24. Tu m'as manqué


KEI


« Les hommes que les passions peuvent le plus émouvoir sont capables de goûter le plus de douceur en cette vie »

- René Descartes


Les premiers jours de novembre avaient été particulièrement rudes. A peine octobre avait-il tiré sa révérence que le vent s'était levé, glacial, cisaillant, le ciel s'était revêtu d'un épais manteau gris et les matins s'étaient enveloppés d'une couverture de givre qui faisait crisser les pas sur le sol.

Dans son salon, Kei avait allumé sa cheminée pour la première fois et avait redécouvert le plaisir de se blottir dans un fauteuil pour lire au coin du feu. Et des bouquins, il en avait lu ! Lorsque le froid s'était installé au début du mois, on avait proposé à Nathaël de remplacer pendant deux semaines le gardien d'un refuge de haute montagne qui s'était brisé le bras lors d'une sortie escalade. Le jeune homme avait d'abord hésité, puis rapidement accepté en voyant la paye qu'on lui proposait pour si peu de jours.

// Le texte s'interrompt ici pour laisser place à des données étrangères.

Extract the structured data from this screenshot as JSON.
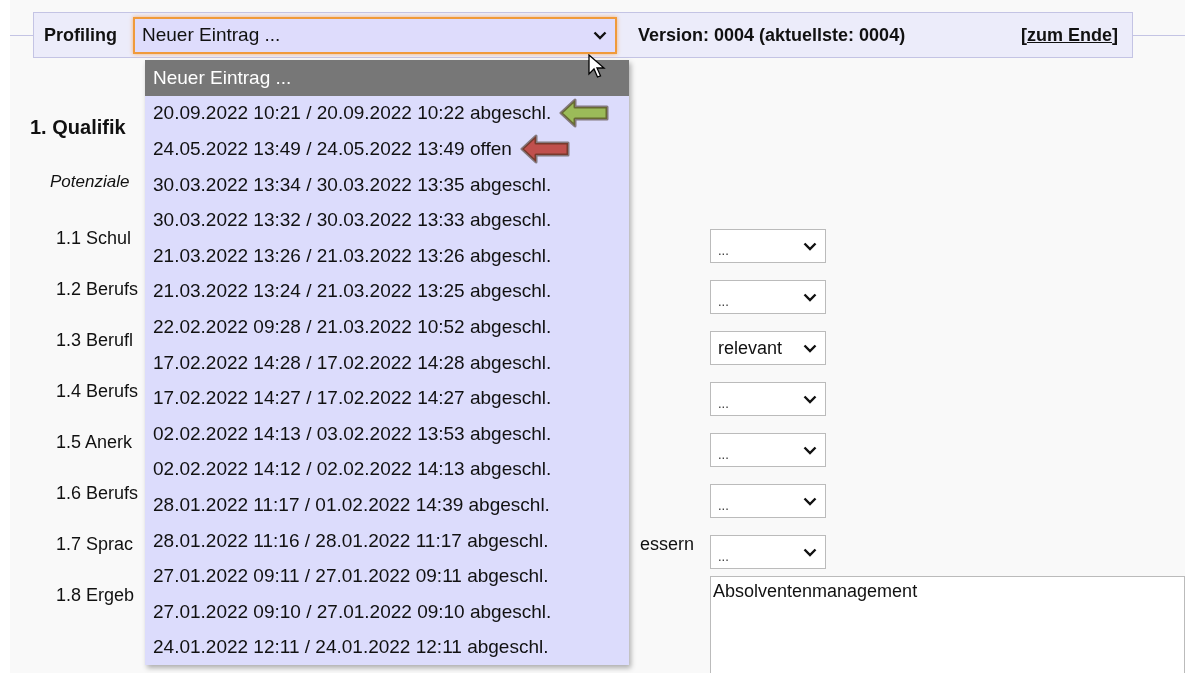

Kei avait été ravi pour lui, surtout lorsqu'il avait vu les yeux vairons briller d'excitation à l'idée de pouvoir vivre complètement immergé dans la montagne. Ravi, certes, mais également frustré de ne pas pouvoir profiter de lui durant ce laps de temps.

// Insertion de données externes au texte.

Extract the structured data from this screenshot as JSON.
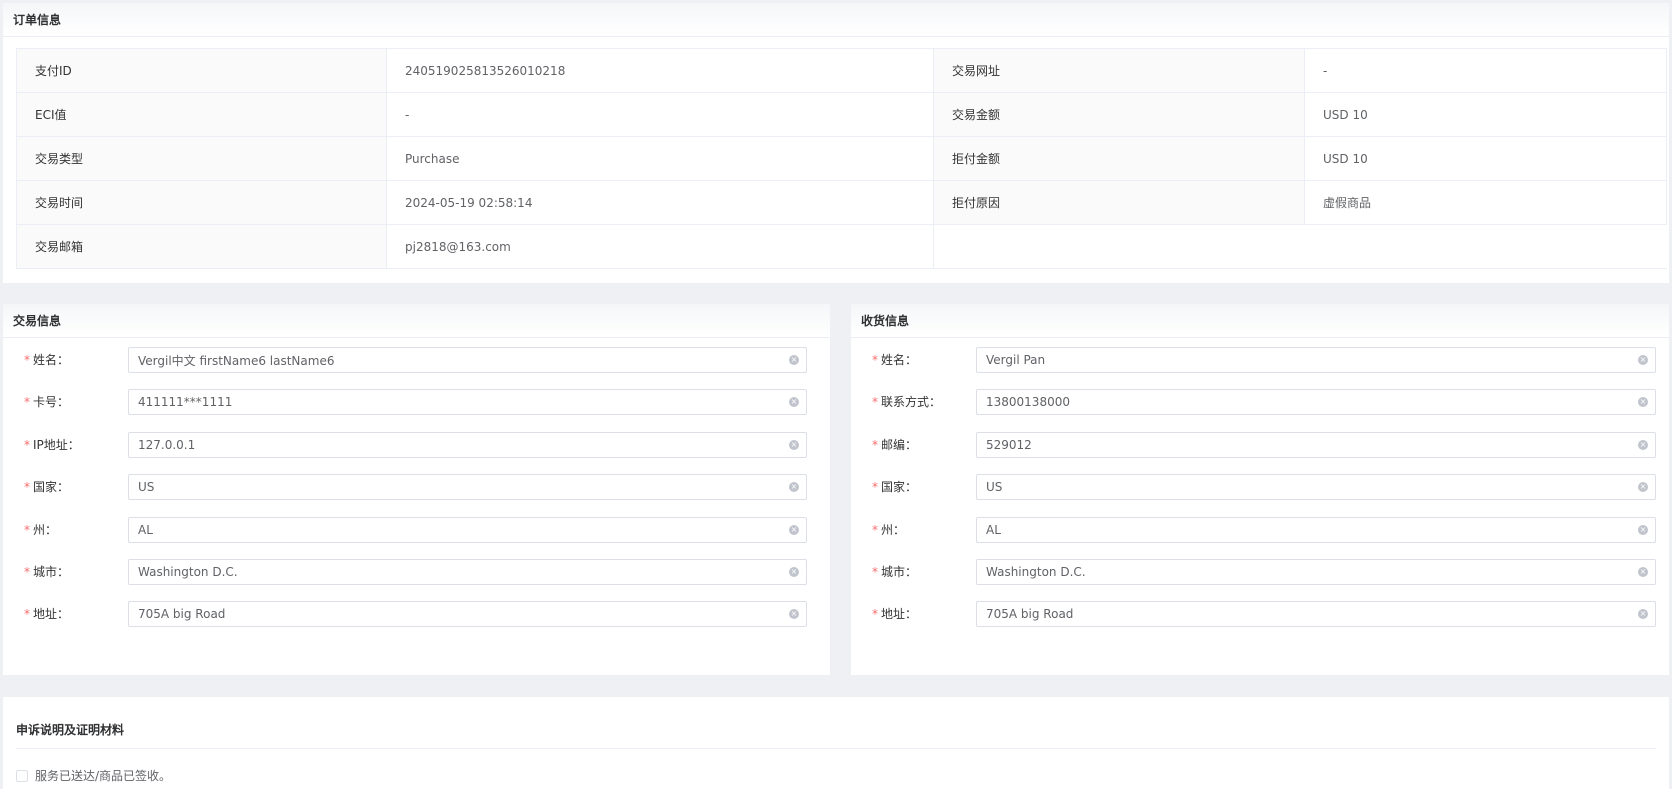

Il fallait dire que deux semaines avant qu'il parte, leur relation avait commencé à prendre un nouveau tournant. Au lieu de disparaître plusieurs soirs par semaine, Nathaël restait à ses côtés, essayant maladroitement de trouver sa place dans ce semblant de vie commune qui lui était complètement étranger. Parfois, ils cuisinaient ensemble, chacun critiquant la manière de faire de l'autre. Parfois, ils s'installaient devant un film, Kei s'amusant à poser sa tête sur les genoux du jeune homme pour observer son air gêné tandis qu'il plongeait ses doigts fins dans ses cheveux. Parfois aussi, ils ne voyaient pas la fin du film, leurs mains se perdant sous leurs vêtements tandis que leurs bouches laissaient des traces brûlantes sur leurs peaux.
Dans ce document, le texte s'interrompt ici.